The complex web of history is difficult to examine and shed
light upon since the development of any historical phenomena is preserved by
ideologically-loaded power relations. On the other hand, it is widely accepted
that the analysis of a group of historical developments through the events and important
figures in politics illuminates the social realm of an ideology in the period
under study. Herewith, this essay makes an investigation into the historical
development of the Marxist doctrine from the death of Karl Marx in 1883 to the
beginning of the Second World War in 1939, adapting a chronological order
through the establishment and development of the SPD in the German Empire,
continental Marxists’ response to the First World War, and the deterioration of
the classical Marxism in the Soviet Union under the leadership of Vladimir
Lenin and Joseph Stalin.
It is essential to have a basic
knowledge of Marxism and the Marxist ideology to comprehend the historical
development of Marxism in the last two decades of the nineteenth century and
the first four decades of the twentieth century. The term Marxist was first
used in the 1880s, and “although its originator cannot be clearly identified,
it was certainly used in 1882 by the anarchist Paul Brousse.”[1] Today,
the Oxford Dictionary defines Marxism as “the political and economic theories
of Karl Marx and Friedrich Engels, later developed by their followers to form
the basis of communism.”[2] It
is also necessary to have a basic understanding of what classical Marxism predicts
and offers for the organisation of the society under which the institutions
govern the human life. The essential basis for the Marxist ideal is the
reconstruction of the social and economic factors which, in a capitalist
society, automatically determine the political sphere and consequently cause
the mechanised and socialised production of the proletariat to be exploited by
a small minority named bourgeoisie.[3] It was Karl Marx’s zealous study that helped him develop a
theory on the workings of what he called the capitalist society.[4] Marx
tried to understand how the capitalist society emerged out of the feudal order
to be able to trace where it would likely to lead. Analysing the social and
economic dimensions in which human beings earn their lives and govern
themselves, Marx claimed that there is one main struggle behind the law and
order of capitalism; the struggle of the capitalists, who controls the means of
productions, and the proletariat, who must continue working in order to keep
the means of productions going.[5] Therefore,
Marxism, as a term, can fundamentally be considered as an analysis of the
complex and progressing relations between the two classes.

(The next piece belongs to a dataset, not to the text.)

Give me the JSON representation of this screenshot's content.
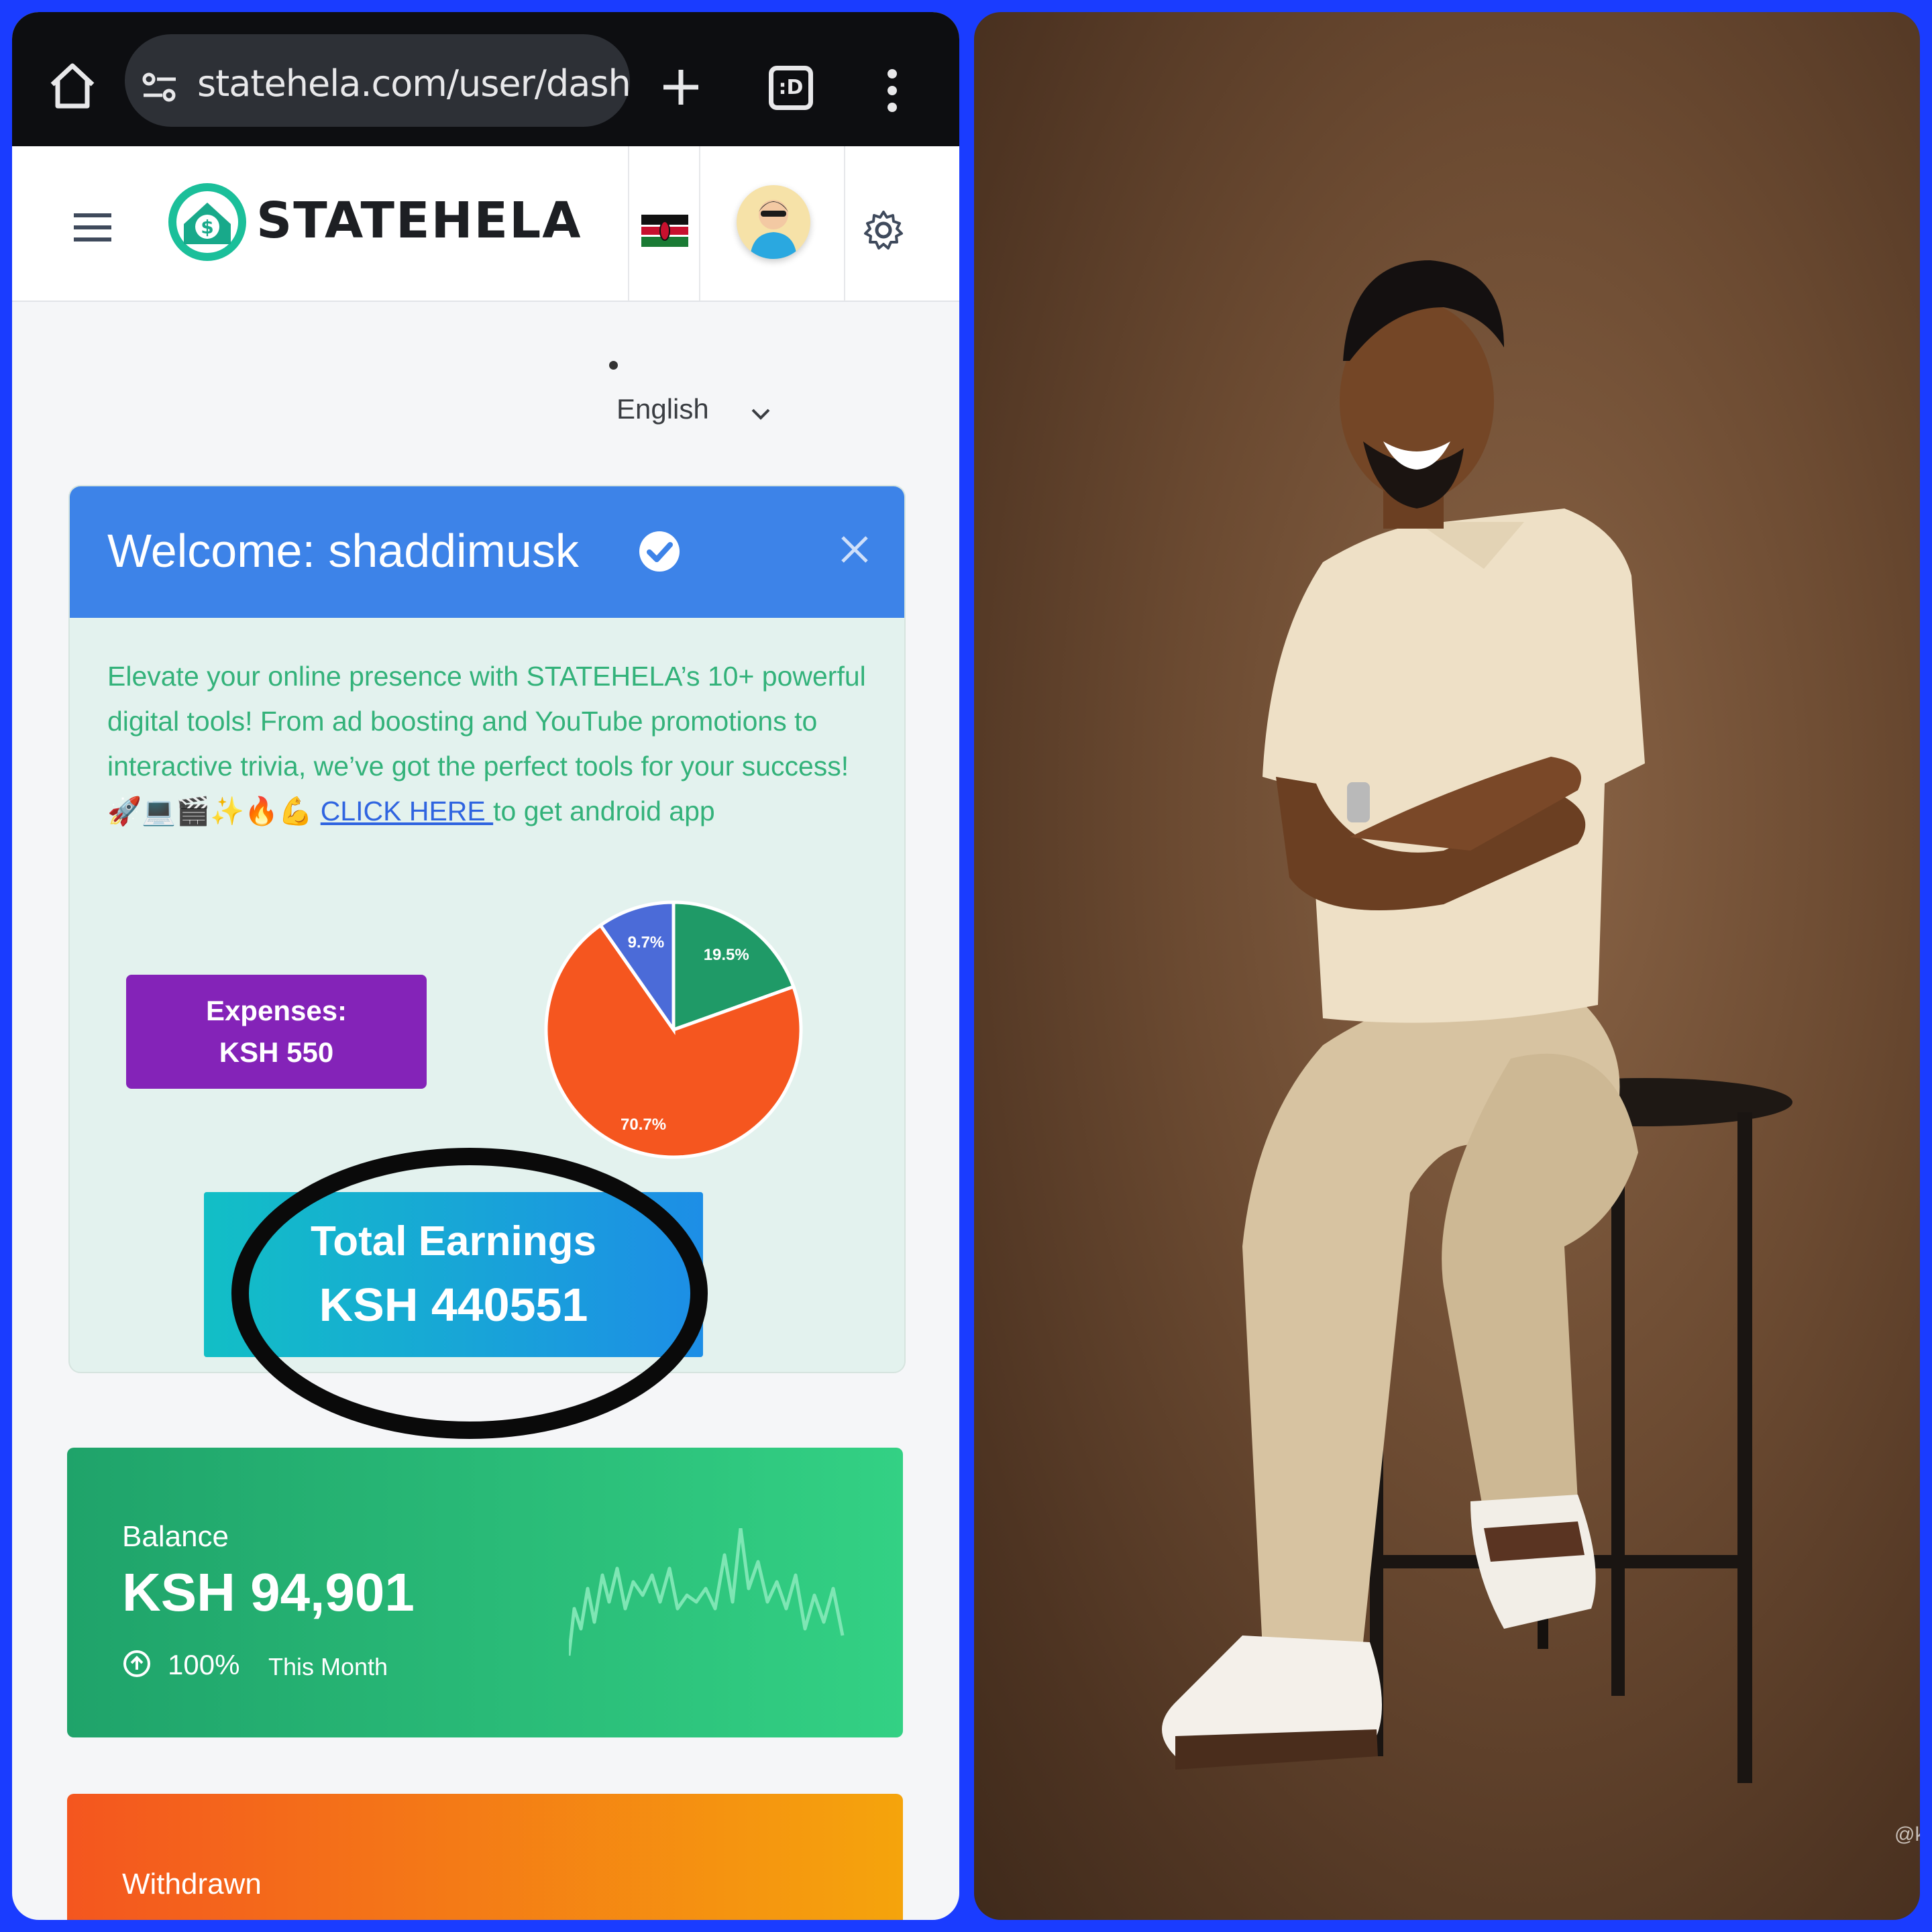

The Oxford Dictionary describes the
word ‘continental’ as “an inhabitant of mainland Europe.”[6] On
the other hand, as an adjective, the word is described as “in, from, or
characteristic of mainland Europe.”[7] For
this reason, Marxism can be considered as a continental ideology on its own
motion. The most distinctive stance of the term ‘continental’ find its place in
philosophy, where the distinction between the continental and analytical
movements has been made without any doubt for over a century. While the
‘analytic philosophy’ refers to the philosophical works of people from outside
the mainland Europe, most frequently
that of British, American, Canadian, and Australian people; the ‘continental
philosophy’ refers to the philosophical works of people from mainland Europe,
such as Italy, France, or Germany.[8] Likewise
in philosophy, history, as a one of the fundamental fields of the social sciences,
uses the terms in the way that separates the Anglo-Saxon traditions from that
of the conventions of mainland Europe.
Hence, the term ‘continental
Marxist’ can be claimed that it refers to people who are from mainland Europe,
or who continued their economic and social studies under the European
tradition, and who shared Karl Marx’s ideas on the revolutionary overthrow of
the workings of the capitalist institutions to replace them with the
proletariat institutions that would lead to the attainment of a classless
society. Hereby, this essay analyse the ideas and different attitudes of continental
Marxists, such as Friedrich Engels, Karl Kautsky, Eduard Bernstein, Rosa
Luxemburg, Jean Jaures, Palmiro Togliatti, and Vladimir Lenin, starting from
the rise of the Marxist ideology after Karl Marx’s death to the Soviet
disengagement from the classical notions of the theory in the 1930s.
II. 1883-1900: Continental Marxists and the SPD after Karl
Marx’s Death
Marx’s legacy was a turbulent issue in the years following
his death in 1883,[9]
which was protected, predominantly without a clear alteration, by the insights
of Friedrich Engels on the Marxist interpretation of the social and economic
affairs of the time. “Karl Marx argued that social systems thrive and expand
only if they can develop technologies and sustain an increase in material
welfare.”[10]
and therefore, he did not “denied the dynamic advantages of capitalism and its
global reach, and looked upon it as a necessary stage in the pursuit of the
final stage of communism.”[11]
For this reason, one can claim that Marx’s legacy must have been read as an advice
on the sustainable development of the socialist ideology within the workings of
the capitalist states. However, after Marx’s death, Friedrich Engels argued
that “human history was, in essence, the interplay between material productive
forces and the relations of production”[12] and
therefore, the history must continue
and be expected to develop into a communist system. Ever since then, “for
Marxists, in general, history has a goal. Its ultimate goal is the lifting of
the burden of inequality and exploitation from the shoulders of the vast majority
of humankind through ‘proletarian revolution’…,”[13]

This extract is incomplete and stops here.